Moreover, patients needed to have previously received treatment with either abiraterone acetate or enzalutamide but could not have received both agents. They must have experienced disease progression on abiraterone acetate for metastatic hormone-sensitive prostate cancer (mHSPC) or mCRPC, or on enzalutamide for mCRPC for at least 8 weeks in the soft tissue. Additional eligibility criteria included: progression during or following docetaxel for mCRPC, ongoing androgen deprivation with serum testosterone of less than 50 ng/dL, acceptable organ function, and an ECOG performance status of 0 or 1.

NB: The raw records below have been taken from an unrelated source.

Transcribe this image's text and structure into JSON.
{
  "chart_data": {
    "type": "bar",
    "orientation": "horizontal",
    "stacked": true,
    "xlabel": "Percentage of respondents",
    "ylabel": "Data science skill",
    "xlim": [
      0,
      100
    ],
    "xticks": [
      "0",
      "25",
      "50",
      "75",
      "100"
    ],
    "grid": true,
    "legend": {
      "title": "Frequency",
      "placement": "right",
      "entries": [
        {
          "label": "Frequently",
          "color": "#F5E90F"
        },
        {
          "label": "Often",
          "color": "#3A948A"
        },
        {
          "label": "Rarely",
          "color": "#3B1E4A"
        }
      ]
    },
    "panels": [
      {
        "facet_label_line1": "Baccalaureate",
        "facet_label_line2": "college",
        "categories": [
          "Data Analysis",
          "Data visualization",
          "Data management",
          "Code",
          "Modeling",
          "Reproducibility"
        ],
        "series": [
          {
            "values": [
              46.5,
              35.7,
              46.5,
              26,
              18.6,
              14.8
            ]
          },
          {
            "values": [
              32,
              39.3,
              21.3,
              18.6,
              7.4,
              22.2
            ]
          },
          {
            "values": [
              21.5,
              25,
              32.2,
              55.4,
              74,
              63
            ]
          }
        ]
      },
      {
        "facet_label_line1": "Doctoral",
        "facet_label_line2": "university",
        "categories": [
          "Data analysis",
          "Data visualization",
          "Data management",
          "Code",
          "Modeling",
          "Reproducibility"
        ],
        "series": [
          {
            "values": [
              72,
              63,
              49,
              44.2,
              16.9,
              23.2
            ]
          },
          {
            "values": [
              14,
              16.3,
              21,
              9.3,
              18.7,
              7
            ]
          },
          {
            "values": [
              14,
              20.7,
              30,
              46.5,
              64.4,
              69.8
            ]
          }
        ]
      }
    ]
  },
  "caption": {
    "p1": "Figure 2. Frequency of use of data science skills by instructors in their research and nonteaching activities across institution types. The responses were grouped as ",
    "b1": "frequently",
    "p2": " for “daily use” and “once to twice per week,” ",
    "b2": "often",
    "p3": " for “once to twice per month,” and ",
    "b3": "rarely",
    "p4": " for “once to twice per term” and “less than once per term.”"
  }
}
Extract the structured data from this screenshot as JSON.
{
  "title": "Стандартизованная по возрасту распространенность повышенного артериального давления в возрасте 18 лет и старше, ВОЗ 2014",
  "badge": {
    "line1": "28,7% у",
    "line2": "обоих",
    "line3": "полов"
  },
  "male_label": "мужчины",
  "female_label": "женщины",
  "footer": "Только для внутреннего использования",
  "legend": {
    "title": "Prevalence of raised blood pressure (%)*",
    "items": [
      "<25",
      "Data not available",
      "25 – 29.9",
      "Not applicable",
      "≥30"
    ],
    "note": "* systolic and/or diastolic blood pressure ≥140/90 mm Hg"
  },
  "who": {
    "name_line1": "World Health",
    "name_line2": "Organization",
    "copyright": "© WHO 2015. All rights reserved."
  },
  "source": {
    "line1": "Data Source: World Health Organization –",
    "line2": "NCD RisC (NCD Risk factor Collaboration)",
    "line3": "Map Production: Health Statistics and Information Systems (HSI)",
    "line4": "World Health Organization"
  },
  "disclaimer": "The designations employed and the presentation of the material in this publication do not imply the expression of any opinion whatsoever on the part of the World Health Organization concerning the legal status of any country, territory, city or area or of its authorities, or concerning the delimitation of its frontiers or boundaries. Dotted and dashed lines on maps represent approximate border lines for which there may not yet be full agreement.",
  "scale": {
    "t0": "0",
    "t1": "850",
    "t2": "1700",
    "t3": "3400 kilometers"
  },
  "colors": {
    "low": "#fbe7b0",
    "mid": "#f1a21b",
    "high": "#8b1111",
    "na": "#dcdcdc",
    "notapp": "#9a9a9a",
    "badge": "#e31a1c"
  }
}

If patients previously received olaparib or another PARP inhibitor, apalutamide (Erleada) or darolutamide (Nubeqa) for nonmetastatic CRPC, apalutamide or enzalutamide for mHSPC, radium-223 (Xofigo) or another radiopharmaceutical agent, PD-1/PD-L1/PD-L2 or another agent directed to another stimulatory or coinhibitory T-cell receptor, or a small molecule inhibitor or monoclonal antibody within 4 weeks of randomization, they were excluded. Patients also could not have known active central nervous system metastases and/or carcinomatous meningitis.
The trial set out to enroll approximately 780 patients who were randomized 2:1 to receive either pembrolizumab at 200 mg every 3 weeks plus olaparib at 300 mg twice daily (n = ~520) vs enzalutamide at 160 mg once daily or abiraterone acetate at 1000 mg once daily with prednisone or prednisolone at 5 mg twice daily (n = ~260).
Key stratification factors included prior therapy received (enzalutamide vs abiraterone acetate) and the presence of measurable disease (yes vs no).
The primary end points of the trial were OS and rPFS per PCWG3-modified RECIST v1.1 criteria and blinded independent central review (BICR). Key secondary end points included time to the initiation of the first subsequent anticancer therapy or death, time to PSA progression, objective response rate, and duration of response per PCWG3-modified RECIST v1.1 criteria and BICR, as well as safety and tolerability. Biomarker analysis served as an exploratory end point.
Merck shared that study investigators will be informed of the recommendation issued by the DMC and to advise patients on the study to talk to their physician about treatment.
Data from KEYLYNK-010 will be shared at an upcoming medical meeting.